Curries that you could make to accompany this vegan naan:
- 250 g / 2 cups plain flour, extra for dusting
- 3 g / 1 tsp instant yeast*
- 7 g / 1½ tsp caster (superfine) sugar
- 4 g / ¾ tsp fine salt
- 30 ml / 2 tbsp oil (I use mild olive oil)
- 60 g / ¼ cup plain vegan yoghurt
- approx. 120 ml / ½ cup lukewarm water
- 30 ml / 2 tbsp vegan butter or mild olive oil (I used 1 tbsp each)
- 2 garlic cloves, minced
- salt, for sprinkling
- corinader / cilantro (or parsley), finely chopped
- fine chilli flakes (optional)
- Mix flour, instant yeast, salt and sugar in a medium bowl. If using active dry yeast or fresh yeast instead, it needs to be activated in the liquid (allocated for this recipe) first – please refer to package instructions.
- Make a well in the centre, add oil, vegan youghurt and 120 ml (½ cup) of lukewarm water. Mix with a spoon first and then your hands, if the dough isn’t coming together add another teaspoon or two of water – the dough should be soft and quite sticky.
- Knead the dough with your hands on a lightly floured surface until it becomes smooth – about 5-10 minutes.

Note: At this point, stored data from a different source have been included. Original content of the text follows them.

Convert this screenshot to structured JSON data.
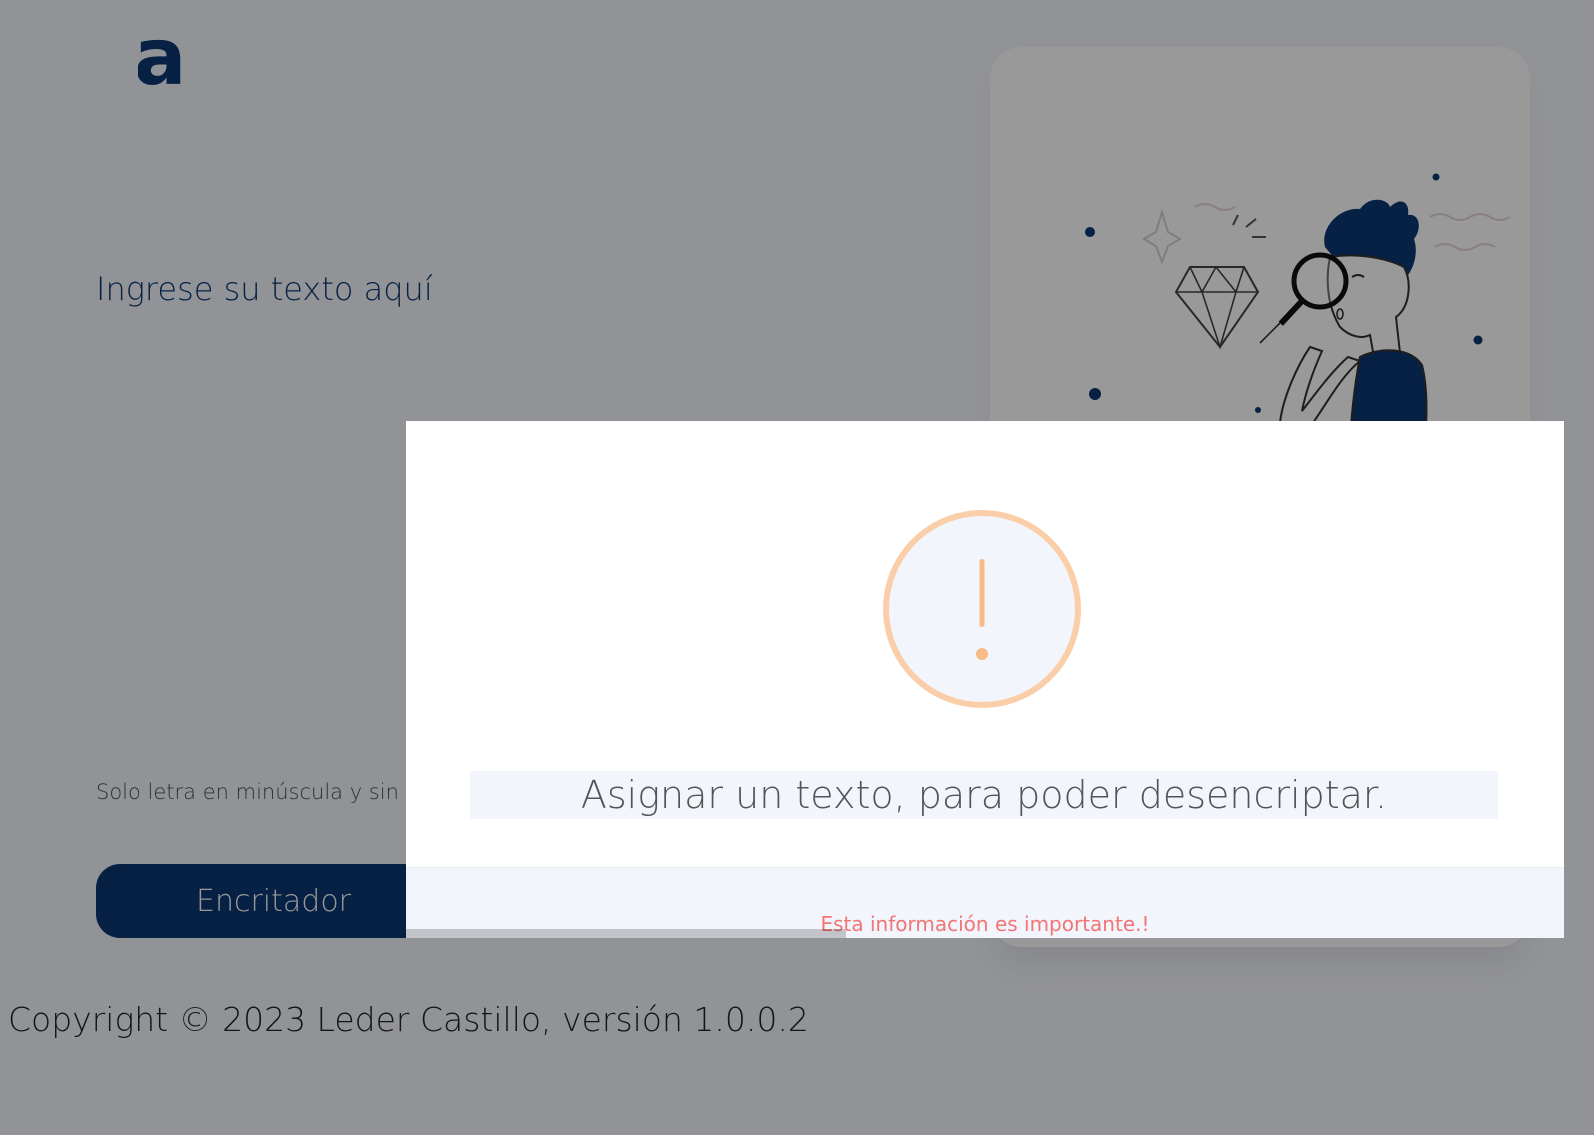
{
  "app": {
    "logo_letter": "a"
  },
  "input": {
    "placeholder": "Ingrese su texto aquí"
  },
  "hint": {
    "text": "Solo letra en minúscula y sin a"
  },
  "buttons": {
    "encrypt_label": "Encritador"
  },
  "footer": {
    "copyright": "Copyright © 2023 Leder Castillo, versión 1.0.0.2"
  },
  "modal": {
    "icon": "warning-icon",
    "icon_glyph": "!",
    "icon_color": "#facea8",
    "message": "Asignar un texto, para poder desencriptar.",
    "footer_text": "Esta información es importante.!",
    "footer_color": "#f27474",
    "timer_progress": 0.38
  },
  "colors": {
    "brand": "#0a3871",
    "page_background": "#f3f5fc"
  }
}
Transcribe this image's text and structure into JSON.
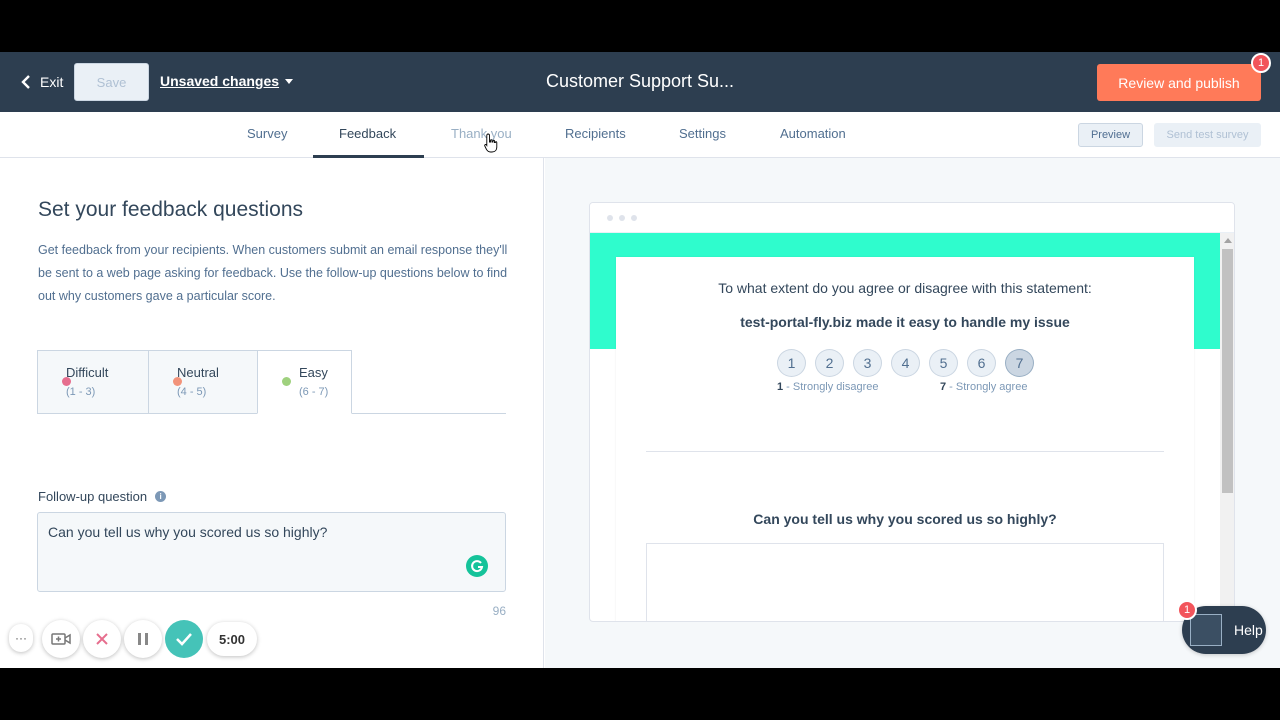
{
  "header": {
    "exit_label": "Exit",
    "save_label": "Save",
    "unsaved_label": "Unsaved changes",
    "title": "Customer Support Su...",
    "publish_label": "Review and publish",
    "notification_count": "1"
  },
  "tabs": [
    {
      "label": "Survey"
    },
    {
      "label": "Feedback"
    },
    {
      "label": "Thank you"
    },
    {
      "label": "Recipients"
    },
    {
      "label": "Settings"
    },
    {
      "label": "Automation"
    }
  ],
  "toolbar": {
    "preview_label": "Preview",
    "send_test_label": "Send test survey"
  },
  "left": {
    "heading": "Set your feedback questions",
    "description": "Get feedback from your recipients. When customers submit an email response they'll be sent to a web page asking for feedback. Use the follow-up questions below to find out why customers gave a particular score.",
    "score_tabs": [
      {
        "label": "Difficult",
        "range": "(1 - 3)",
        "color": "#e66e8e"
      },
      {
        "label": "Neutral",
        "range": "(4 - 5)",
        "color": "#f2937a"
      },
      {
        "label": "Easy",
        "range": "(6 - 7)",
        "color": "#9fd17e"
      }
    ],
    "followup_label": "Follow-up question",
    "followup_value": "Can you tell us why you scored us so highly?",
    "char_count": "96"
  },
  "recorder": {
    "more_label": "···",
    "timer": "5:00"
  },
  "preview": {
    "question_intro": "To what extent do you agree or disagree with this statement:",
    "statement": "test-portal-fly.biz made it easy to handle my issue",
    "scale": [
      "1",
      "2",
      "3",
      "4",
      "5",
      "6",
      "7"
    ],
    "selected_value": "7",
    "low_num": "1",
    "low_label": " - Strongly disagree",
    "high_num": "7",
    "high_label": " - Strongly agree",
    "followup_question": "Can you tell us why you scored us so highly?"
  },
  "help": {
    "label": "Help",
    "badge_count": "1"
  },
  "colors": {
    "header_bg": "#2d3e50",
    "accent_orange": "#ff7a59",
    "preview_teal": "#2ffccd",
    "recorder_green": "#45c3b8"
  }
}
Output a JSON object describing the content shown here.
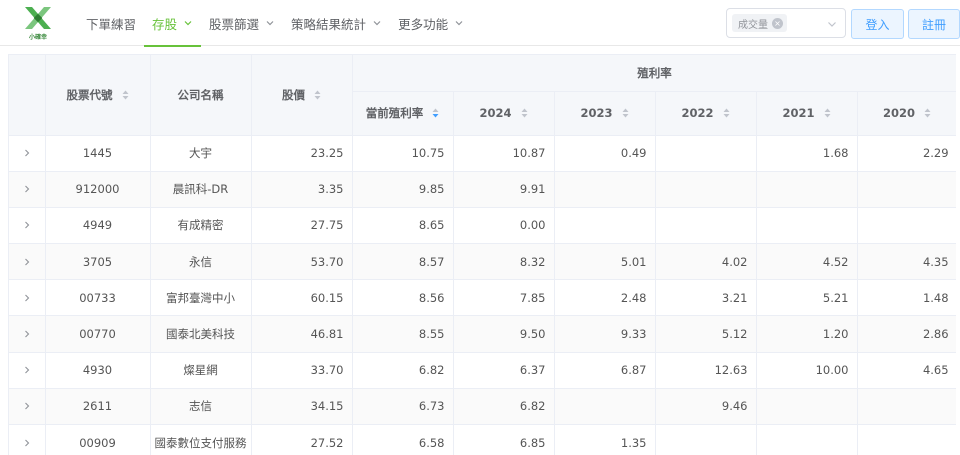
{
  "header": {
    "brand": "小確幸",
    "nav": [
      {
        "label": "下單練習",
        "has_menu": false,
        "active": false
      },
      {
        "label": "存股",
        "has_menu": true,
        "active": true
      },
      {
        "label": "股票篩選",
        "has_menu": true,
        "active": false
      },
      {
        "label": "策略結果統計",
        "has_menu": true,
        "active": false
      },
      {
        "label": "更多功能",
        "has_menu": true,
        "active": false
      }
    ],
    "select_tag": "成交量",
    "login_label": "登入",
    "register_label": "註冊",
    "accent_color": "#67c23a",
    "button_color": "#409eff"
  },
  "table": {
    "group_header": "殖利率",
    "columns": {
      "code": "股票代號",
      "name": "公司名稱",
      "price": "股價",
      "current": "當前殖利率",
      "y2024": "2024",
      "y2023": "2023",
      "y2022": "2022",
      "y2021": "2021",
      "y2020": "2020"
    },
    "rows": [
      {
        "code": "1445",
        "name": "大宇",
        "price": "23.25",
        "current": "10.75",
        "y2024": "10.87",
        "y2023": "0.49",
        "y2022": "",
        "y2021": "1.68",
        "y2020": "2.29"
      },
      {
        "code": "912000",
        "name": "晨訊科-DR",
        "price": "3.35",
        "current": "9.85",
        "y2024": "9.91",
        "y2023": "",
        "y2022": "",
        "y2021": "",
        "y2020": ""
      },
      {
        "code": "4949",
        "name": "有成精密",
        "price": "27.75",
        "current": "8.65",
        "y2024": "0.00",
        "y2023": "",
        "y2022": "",
        "y2021": "",
        "y2020": ""
      },
      {
        "code": "3705",
        "name": "永信",
        "price": "53.70",
        "current": "8.57",
        "y2024": "8.32",
        "y2023": "5.01",
        "y2022": "4.02",
        "y2021": "4.52",
        "y2020": "4.35"
      },
      {
        "code": "00733",
        "name": "富邦臺灣中小",
        "price": "60.15",
        "current": "8.56",
        "y2024": "7.85",
        "y2023": "2.48",
        "y2022": "3.21",
        "y2021": "5.21",
        "y2020": "1.48"
      },
      {
        "code": "00770",
        "name": "國泰北美科技",
        "price": "46.81",
        "current": "8.55",
        "y2024": "9.50",
        "y2023": "9.33",
        "y2022": "5.12",
        "y2021": "1.20",
        "y2020": "2.86"
      },
      {
        "code": "4930",
        "name": "燦星網",
        "price": "33.70",
        "current": "6.82",
        "y2024": "6.37",
        "y2023": "6.87",
        "y2022": "12.63",
        "y2021": "10.00",
        "y2020": "4.65"
      },
      {
        "code": "2611",
        "name": "志信",
        "price": "34.15",
        "current": "6.73",
        "y2024": "6.82",
        "y2023": "",
        "y2022": "9.46",
        "y2021": "",
        "y2020": ""
      },
      {
        "code": "00909",
        "name": "國泰數位支付服務",
        "price": "27.52",
        "current": "6.58",
        "y2024": "6.85",
        "y2023": "1.35",
        "y2022": "",
        "y2021": "",
        "y2020": ""
      }
    ]
  }
}
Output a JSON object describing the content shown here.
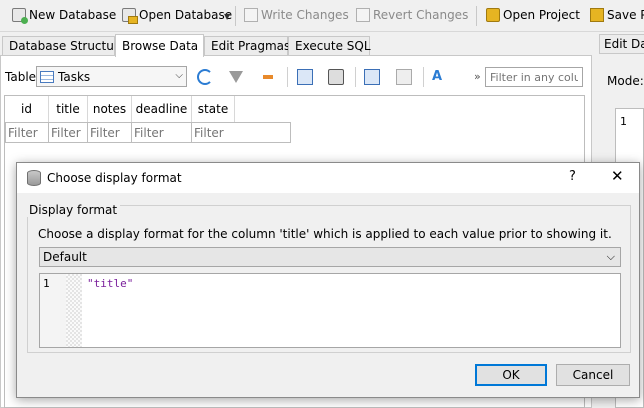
{
  "toolbar": {
    "new_database": "New Database",
    "open_database": "Open Database",
    "write_changes": "Write Changes",
    "revert_changes": "Revert Changes",
    "open_project": "Open Project",
    "save_project": "Save Pr"
  },
  "tabs": {
    "database_structure": "Database Structure",
    "browse_data": "Browse Data",
    "edit_pragmas": "Edit Pragmas",
    "execute_sql": "Execute SQL",
    "active": "Browse Data"
  },
  "right_panel": {
    "tab": "Edit Dat",
    "mode_label": "Mode:",
    "line_no": "1"
  },
  "browse": {
    "table_label": "Table:",
    "table_value": "Tasks",
    "overflow": "»",
    "filter_any_placeholder": "Filter in any column",
    "columns": [
      "id",
      "title",
      "notes",
      "deadline",
      "state"
    ],
    "filter_placeholder": "Filter"
  },
  "dialog": {
    "title": "Choose display format",
    "help": "?",
    "close": "✕",
    "group_title": "Display format",
    "description": "Choose a display format for the column 'title' which is applied to each value prior to showing it.",
    "format_value": "Default",
    "editor_line": "1",
    "editor_code": "\"title\"",
    "ok": "OK",
    "cancel": "Cancel"
  }
}
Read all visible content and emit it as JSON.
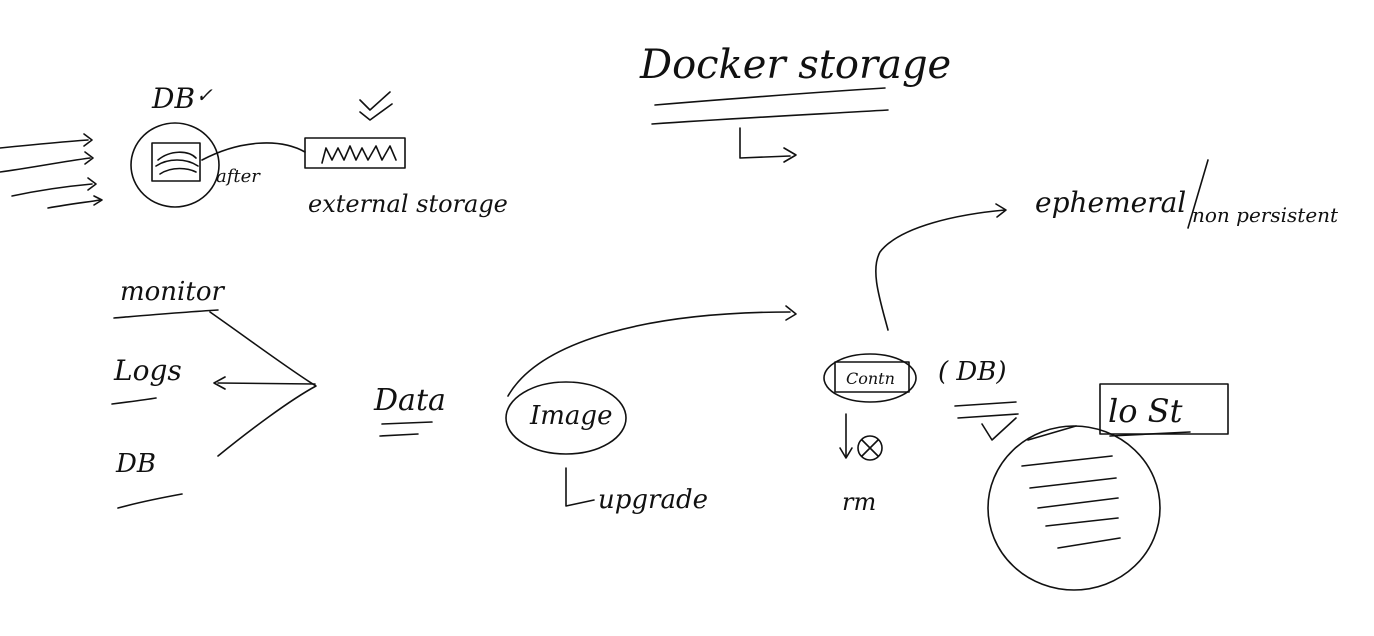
{
  "colors": {
    "ink": "#111111",
    "paper": "#ffffff"
  },
  "labels": {
    "title": "Docker storage",
    "db_top": "DB",
    "db_check": "✓",
    "after": "after",
    "external": "external storage",
    "ephemeral": "ephemeral",
    "non_persistent": "non persistent",
    "monitor": "monitor",
    "logs": "Logs",
    "db_left": "DB",
    "data": "Data",
    "image": "Image",
    "upgrade": "upgrade",
    "container": "Contn",
    "db_paren": "( DB)",
    "lost": "lo St",
    "rm": "rm"
  }
}
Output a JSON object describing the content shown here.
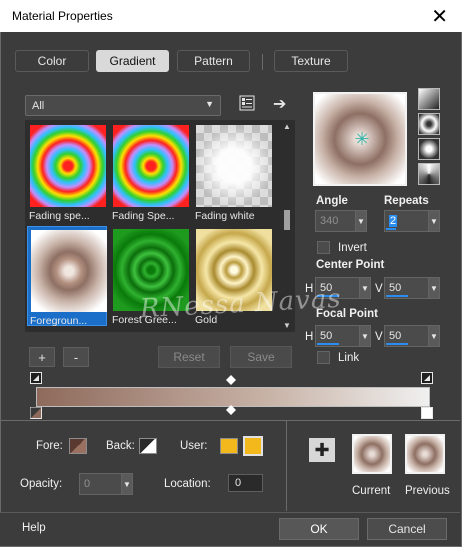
{
  "window": {
    "title": "Material Properties"
  },
  "tabs": [
    {
      "label": "Color",
      "active": false
    },
    {
      "label": "Gradient",
      "active": true
    },
    {
      "label": "Pattern",
      "active": false
    },
    {
      "label": "Texture",
      "active": false
    }
  ],
  "category": {
    "selected": "All"
  },
  "thumbnails": [
    {
      "label": "Fading spe...",
      "icon": "rainbow-radial"
    },
    {
      "label": "Fading Spe...",
      "icon": "rainbow-radial"
    },
    {
      "label": "Fading white",
      "icon": "checker-fade"
    },
    {
      "label": "Foregroun...",
      "icon": "brown-radial",
      "selected": true
    },
    {
      "label": "Forest Gree...",
      "icon": "green-radial"
    },
    {
      "label": "Gold",
      "icon": "gold-radial"
    }
  ],
  "list_buttons": {
    "add": "+",
    "remove": "-"
  },
  "actions": {
    "reset": "Reset",
    "save": "Save"
  },
  "angle": {
    "label": "Angle",
    "value": "340"
  },
  "repeats": {
    "label": "Repeats",
    "value": "2"
  },
  "invert": {
    "label": "Invert",
    "checked": false
  },
  "center_point": {
    "label": "Center Point",
    "h_label": "H",
    "h": "50",
    "v_label": "V",
    "v": "50"
  },
  "focal_point": {
    "label": "Focal Point",
    "h_label": "H",
    "h": "50",
    "v_label": "V",
    "v": "50"
  },
  "link": {
    "label": "Link",
    "checked": false
  },
  "bottom": {
    "fore_label": "Fore:",
    "back_label": "Back:",
    "user_label": "User:",
    "opacity_label": "Opacity:",
    "opacity_value": "0",
    "location_label": "Location:",
    "location_value": "0",
    "current_label": "Current",
    "previous_label": "Previous"
  },
  "footer": {
    "help": "Help",
    "ok": "OK",
    "cancel": "Cancel"
  },
  "watermark": "RNessa Navas",
  "colors": {
    "accent": "#2a8df0",
    "gradient_start": "#8e6a5c",
    "gradient_end": "#f0f0f0",
    "user_swatch": "#f2b81c"
  }
}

If the dough is too hard to manage, use a touch of flour to dust it, but refrain from using a lot of flour – you want the dough to be tacky, high hydration of this dough makes for a softer/chewier naan.
- Form kneaded dough into a ball, grease it with a little oil and place in a bowl covered with a kitchen towel. Leave it in a warm place (like switched off oven) until it doubles in size, it takes between 1-2 hours depending on the ambient temperature.
- Punch the air out of the dough and shape into a disc. Divide into six or five equal portions and shape each portion into a ball. Use scales if you want them to be identical.
- Roll portions of dough into thin 16-17 cm / 6-6.5 inch circles (or any shape) on a lightly floured surface. Make sure you have at least one ready before you heat up the pan and carry on rolling the rest out as you go.
- Heat up an iron cast skillet on low-medium heat. If you don’t have one, a heavy non-stick pan will work too.
- Once the skillet is hot, shake excess flour off the naan and place it on the hot skillet. Make sure the heat is set to medium and leave it uninteruppted for about 1-2 minutes before checking on it.
- Once the naan looks puffed up and blistered, check the underside using kitchen tongs. If the underside looks cooked (image on the right), flip it and continue cooking it until the reverse side develops charred spots (approx. 1-2 minutes depending on the type of heat and the pan you are using). If you want a really chewy naan, take it off the heat when the hotspots are only just light-medium brown.
- Take off the pan and keep warm – stacked on top of each other and wrapped up in kitchen foil – while you cook the rest. You can store them overnight in the fridge and reheat (wrapped in a piece of kitchen foil) in a warm oven to soften.
- Melt vegan butter or warm up olive oil in a small pan on low-medium heat.
- Reduce the heat to as low as possible and add minced garlic. Allow it to fry (stirring frequently) until cooked and fragrant, but you don’t want it to brown – about 1-2 minutes on low heat.
- Brush warm naan with garlic butter/oil, sprinkle with salt, fresh herbs and chilli flakes (if using)
*YEAST: make sure to use the correct type of yeast and to activate it properly (if needed). I use instant yeast, which requires no prior activation and is added directly into the flour. If using active dry yeast, use 4 g / 1¼ tsp or 8 g / 0.25 oz if using fresh. Both of these types of yeast require activation in liquid (use portion of the liquid allocated to the recipe) BEFORE adding to the dry ingredients. Read instructions on the packet for more detail.